Il y a de ces vérités qu'il faut connaître
"feat. Shadaya & Galia"

J’erre dans les rues sombres de Baguin, sans but précis, semble-t-il. Pourtant, je cherche. Mes pas me mènent dans ce no man’s land, cet amalgame de bâtiments éventrés, leurs briques encore fumantes inondant les ruelles insalubres où gisent encore quelques combattants blessés. Mon appareil photo repose contre ma poitrine, inerte, alors qu’il devrait se trouver dans ma main, à mitrailler ce qui est déjà mort. À pousser plus loin sur ce carnage pour ma propre gloire. Mais pour une fois, je ne peux pas. Parce qu’en passant par ce vieux quartier détruit la veille par de violents affrontements, je ne cherche pas seulement Damien, ce garçon à la chevelure, père de Crystal, frère et fils pour les Weber. Je me cherche moi. J’ai besoin de réfléchir à ce que je viens tout juste de faire. Galia me suit, telle une ombre, ressentant probablement chacune de mes sombres émotions, qui ruminent dans une spirale effrénée. Mes mains se posent sur les murs, comme pour en deviner le sens impénétrable et des larmes inexpliquées roulent sur mes joues froides. Mes doigts caressent les rebords carbonisés des trous béants dans leurs ventres, mes pieds contournent des corps méconnaissables, humains et Pokémon. Un silence atroce, assourdissant, me donne le tournis et se répercute en mille échos les sons intrus de mes pas sur les débris.

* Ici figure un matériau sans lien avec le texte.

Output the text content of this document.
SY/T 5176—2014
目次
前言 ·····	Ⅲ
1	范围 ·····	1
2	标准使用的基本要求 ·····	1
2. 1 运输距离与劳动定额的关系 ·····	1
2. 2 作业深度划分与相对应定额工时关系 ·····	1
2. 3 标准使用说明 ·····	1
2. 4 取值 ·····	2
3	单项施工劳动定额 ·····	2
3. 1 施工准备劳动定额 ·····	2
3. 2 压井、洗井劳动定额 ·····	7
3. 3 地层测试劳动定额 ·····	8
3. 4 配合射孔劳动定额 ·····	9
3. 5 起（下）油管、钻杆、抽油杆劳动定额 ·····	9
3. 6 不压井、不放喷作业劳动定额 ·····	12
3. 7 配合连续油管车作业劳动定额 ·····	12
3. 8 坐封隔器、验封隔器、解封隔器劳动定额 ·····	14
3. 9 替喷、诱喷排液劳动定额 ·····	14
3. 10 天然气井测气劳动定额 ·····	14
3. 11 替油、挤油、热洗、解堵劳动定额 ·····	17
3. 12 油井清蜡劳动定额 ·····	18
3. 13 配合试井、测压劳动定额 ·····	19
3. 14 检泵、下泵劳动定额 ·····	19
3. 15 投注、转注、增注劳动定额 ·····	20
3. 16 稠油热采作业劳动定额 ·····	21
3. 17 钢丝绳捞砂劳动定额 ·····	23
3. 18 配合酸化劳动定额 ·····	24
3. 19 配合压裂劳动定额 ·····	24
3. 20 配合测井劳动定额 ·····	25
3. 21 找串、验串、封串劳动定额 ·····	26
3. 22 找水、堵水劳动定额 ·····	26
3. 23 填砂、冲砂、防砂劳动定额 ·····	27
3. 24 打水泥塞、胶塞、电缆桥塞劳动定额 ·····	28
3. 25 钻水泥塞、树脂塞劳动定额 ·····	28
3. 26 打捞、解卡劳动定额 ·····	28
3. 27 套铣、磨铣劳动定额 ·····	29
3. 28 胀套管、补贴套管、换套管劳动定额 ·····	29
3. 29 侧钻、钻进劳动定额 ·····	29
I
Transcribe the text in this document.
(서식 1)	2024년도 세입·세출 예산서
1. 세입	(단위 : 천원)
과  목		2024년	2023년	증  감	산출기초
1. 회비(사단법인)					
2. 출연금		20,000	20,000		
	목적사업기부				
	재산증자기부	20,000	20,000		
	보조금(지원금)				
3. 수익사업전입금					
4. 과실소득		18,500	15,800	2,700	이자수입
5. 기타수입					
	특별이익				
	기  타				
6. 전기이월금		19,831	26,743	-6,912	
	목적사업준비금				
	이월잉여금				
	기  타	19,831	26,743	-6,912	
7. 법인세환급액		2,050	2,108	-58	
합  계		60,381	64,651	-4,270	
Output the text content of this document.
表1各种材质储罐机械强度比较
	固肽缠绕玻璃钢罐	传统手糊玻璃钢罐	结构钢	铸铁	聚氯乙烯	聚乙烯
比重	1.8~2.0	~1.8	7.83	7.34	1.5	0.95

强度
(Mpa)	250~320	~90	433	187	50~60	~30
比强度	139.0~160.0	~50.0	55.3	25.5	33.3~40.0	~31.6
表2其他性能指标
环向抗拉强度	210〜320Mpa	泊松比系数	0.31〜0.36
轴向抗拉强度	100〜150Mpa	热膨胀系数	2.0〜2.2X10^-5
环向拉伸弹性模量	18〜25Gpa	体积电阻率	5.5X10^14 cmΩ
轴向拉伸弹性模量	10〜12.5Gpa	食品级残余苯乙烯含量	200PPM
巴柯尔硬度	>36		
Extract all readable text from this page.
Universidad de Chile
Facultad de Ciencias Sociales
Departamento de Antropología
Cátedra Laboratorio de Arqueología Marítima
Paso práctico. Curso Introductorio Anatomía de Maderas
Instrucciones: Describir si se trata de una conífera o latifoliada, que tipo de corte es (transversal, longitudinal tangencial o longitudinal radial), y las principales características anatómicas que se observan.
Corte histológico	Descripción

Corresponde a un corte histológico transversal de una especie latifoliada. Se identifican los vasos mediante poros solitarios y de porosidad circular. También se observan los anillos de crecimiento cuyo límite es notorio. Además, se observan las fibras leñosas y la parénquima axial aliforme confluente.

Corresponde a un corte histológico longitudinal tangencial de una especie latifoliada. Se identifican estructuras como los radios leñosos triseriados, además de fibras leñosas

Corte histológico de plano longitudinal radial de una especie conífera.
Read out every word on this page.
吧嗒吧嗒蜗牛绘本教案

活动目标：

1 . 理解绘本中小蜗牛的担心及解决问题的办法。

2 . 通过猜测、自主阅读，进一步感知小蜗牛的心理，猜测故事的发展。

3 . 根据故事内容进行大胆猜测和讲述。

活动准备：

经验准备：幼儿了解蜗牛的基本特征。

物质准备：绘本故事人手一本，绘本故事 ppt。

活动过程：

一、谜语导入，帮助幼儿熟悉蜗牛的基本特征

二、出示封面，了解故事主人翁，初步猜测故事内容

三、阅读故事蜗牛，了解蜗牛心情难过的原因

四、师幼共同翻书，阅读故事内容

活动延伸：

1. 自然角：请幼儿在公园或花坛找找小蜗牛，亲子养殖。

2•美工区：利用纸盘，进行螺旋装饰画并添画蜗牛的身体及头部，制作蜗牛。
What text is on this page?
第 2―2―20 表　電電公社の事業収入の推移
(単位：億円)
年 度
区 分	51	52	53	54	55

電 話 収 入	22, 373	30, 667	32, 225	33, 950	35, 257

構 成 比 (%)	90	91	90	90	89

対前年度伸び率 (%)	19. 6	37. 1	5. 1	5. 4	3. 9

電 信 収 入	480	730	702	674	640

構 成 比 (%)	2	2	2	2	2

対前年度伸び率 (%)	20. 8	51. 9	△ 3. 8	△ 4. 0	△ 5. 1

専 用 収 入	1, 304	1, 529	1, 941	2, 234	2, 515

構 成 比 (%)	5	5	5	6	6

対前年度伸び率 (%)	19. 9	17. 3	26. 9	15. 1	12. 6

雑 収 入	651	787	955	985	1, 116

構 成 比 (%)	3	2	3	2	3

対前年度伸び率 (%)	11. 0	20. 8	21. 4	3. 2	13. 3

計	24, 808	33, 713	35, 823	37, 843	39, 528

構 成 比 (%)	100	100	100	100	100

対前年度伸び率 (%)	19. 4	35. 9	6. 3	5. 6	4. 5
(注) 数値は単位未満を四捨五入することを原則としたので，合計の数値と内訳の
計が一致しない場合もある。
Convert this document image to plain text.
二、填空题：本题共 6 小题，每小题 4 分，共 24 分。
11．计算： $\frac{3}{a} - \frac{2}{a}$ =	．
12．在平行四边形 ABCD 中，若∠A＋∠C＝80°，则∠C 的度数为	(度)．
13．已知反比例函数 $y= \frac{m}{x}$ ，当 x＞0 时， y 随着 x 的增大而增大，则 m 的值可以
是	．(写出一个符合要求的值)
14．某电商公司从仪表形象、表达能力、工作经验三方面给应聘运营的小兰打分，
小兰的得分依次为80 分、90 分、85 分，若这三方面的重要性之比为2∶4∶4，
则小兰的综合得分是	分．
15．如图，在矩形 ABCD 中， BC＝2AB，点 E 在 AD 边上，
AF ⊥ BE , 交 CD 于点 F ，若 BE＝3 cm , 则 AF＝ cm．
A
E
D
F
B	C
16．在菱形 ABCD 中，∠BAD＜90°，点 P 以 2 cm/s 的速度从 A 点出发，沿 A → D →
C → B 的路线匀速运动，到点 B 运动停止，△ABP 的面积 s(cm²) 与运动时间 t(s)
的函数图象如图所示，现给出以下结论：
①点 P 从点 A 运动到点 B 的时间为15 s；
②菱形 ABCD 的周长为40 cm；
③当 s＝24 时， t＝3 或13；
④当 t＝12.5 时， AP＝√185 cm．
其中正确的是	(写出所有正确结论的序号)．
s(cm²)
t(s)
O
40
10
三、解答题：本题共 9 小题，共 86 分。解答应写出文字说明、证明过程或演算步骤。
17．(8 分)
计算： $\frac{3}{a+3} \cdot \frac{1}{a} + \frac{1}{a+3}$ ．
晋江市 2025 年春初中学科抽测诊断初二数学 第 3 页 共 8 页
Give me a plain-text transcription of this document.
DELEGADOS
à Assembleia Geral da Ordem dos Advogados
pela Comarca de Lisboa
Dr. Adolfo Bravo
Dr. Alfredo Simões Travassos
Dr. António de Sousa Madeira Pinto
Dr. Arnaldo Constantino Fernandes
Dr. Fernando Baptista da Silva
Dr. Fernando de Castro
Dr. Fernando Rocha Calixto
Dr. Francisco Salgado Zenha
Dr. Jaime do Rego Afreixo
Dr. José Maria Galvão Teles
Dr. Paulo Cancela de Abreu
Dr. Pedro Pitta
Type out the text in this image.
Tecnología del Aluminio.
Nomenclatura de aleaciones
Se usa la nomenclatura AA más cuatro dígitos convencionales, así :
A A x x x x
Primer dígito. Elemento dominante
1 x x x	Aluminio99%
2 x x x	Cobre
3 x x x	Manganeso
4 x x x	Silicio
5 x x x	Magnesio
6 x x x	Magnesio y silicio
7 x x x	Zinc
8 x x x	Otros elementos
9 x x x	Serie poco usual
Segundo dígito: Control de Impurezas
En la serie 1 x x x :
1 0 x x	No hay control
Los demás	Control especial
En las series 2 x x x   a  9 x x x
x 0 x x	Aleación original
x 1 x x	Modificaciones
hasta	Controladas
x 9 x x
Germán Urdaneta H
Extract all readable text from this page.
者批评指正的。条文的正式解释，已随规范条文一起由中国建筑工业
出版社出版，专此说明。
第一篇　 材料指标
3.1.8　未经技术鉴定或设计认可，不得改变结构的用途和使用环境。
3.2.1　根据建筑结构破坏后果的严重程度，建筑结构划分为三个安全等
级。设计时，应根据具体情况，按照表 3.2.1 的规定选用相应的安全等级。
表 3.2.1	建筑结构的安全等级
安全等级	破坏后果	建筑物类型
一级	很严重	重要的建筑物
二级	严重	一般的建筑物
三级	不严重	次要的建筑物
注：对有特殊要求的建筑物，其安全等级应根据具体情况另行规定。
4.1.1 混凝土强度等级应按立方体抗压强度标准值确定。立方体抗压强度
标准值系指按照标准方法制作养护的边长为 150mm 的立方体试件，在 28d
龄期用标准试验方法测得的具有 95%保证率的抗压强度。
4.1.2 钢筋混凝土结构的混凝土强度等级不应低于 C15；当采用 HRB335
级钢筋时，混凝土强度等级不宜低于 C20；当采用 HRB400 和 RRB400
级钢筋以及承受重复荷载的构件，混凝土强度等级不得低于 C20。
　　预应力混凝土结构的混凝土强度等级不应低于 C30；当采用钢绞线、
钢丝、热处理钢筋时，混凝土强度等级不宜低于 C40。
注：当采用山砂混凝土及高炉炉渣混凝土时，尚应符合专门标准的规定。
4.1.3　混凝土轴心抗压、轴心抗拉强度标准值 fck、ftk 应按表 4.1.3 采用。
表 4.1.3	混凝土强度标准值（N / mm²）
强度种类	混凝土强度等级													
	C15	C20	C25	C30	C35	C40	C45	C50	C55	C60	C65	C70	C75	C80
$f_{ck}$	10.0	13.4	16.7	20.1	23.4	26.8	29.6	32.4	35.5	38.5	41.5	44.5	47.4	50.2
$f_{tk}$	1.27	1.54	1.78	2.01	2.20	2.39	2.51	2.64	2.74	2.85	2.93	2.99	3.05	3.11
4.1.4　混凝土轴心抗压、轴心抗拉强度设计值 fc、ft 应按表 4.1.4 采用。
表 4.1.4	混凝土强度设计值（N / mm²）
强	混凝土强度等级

Je suis déjà venue ici. J’en suis convaincue. Mon instinct me pousse toujours vers l’avant alors que tremble la photographie entre mes doigts. Je cherche quelque indice architectural qui pourrait laisser penser que la prison se trouve tout près, mais j’en doute. Je suis venue à Baguin rencontrer mon bon vieil ordinateur qui m’a dirigé vers l’Ouest plutôt que le Nord de la ville. Alors pourquoi suis-je ici? À entendre vainement que quelque chose se produise? À m’emplir de l’odeur âcre de la chair brûlée? À trembler, malgré les quelques caresses rassurantes que m’offre le Pokémon de mon amie? Je devrais bifurquer vers ma destination réelle et cesser de m’exposer à ce cauchemar bien trop réel. À l’intersection de la ruelle, m’apparaît une vision. Un ballon qui rebondit, les pieds d’enfants qui s’élancent à sa poursuite. Des rires et des pleurs. Je m’avance vers l’immeuble. Très ancien, déchiqueté par le feu. Il prend les allures d’une maison et il se dégage de cet endroit une aura chaleureuse et effrayante tout à la fois. Mes pas m’y mènent, comme s’ils ne m’obéissaient plus. Je connais cet endroit. J’y suis déjà venue. Je le sais, je le sens. Mais comment est-ce possible. J’entre par la porte qui me résiste un moment avant de capituler devant mon insistance. J’envahis les couleurs, me remémore une odeur qui provient de mon passé. L’écho de mes souvenirs se fait plus intense alors que je revois des visages, des sourires.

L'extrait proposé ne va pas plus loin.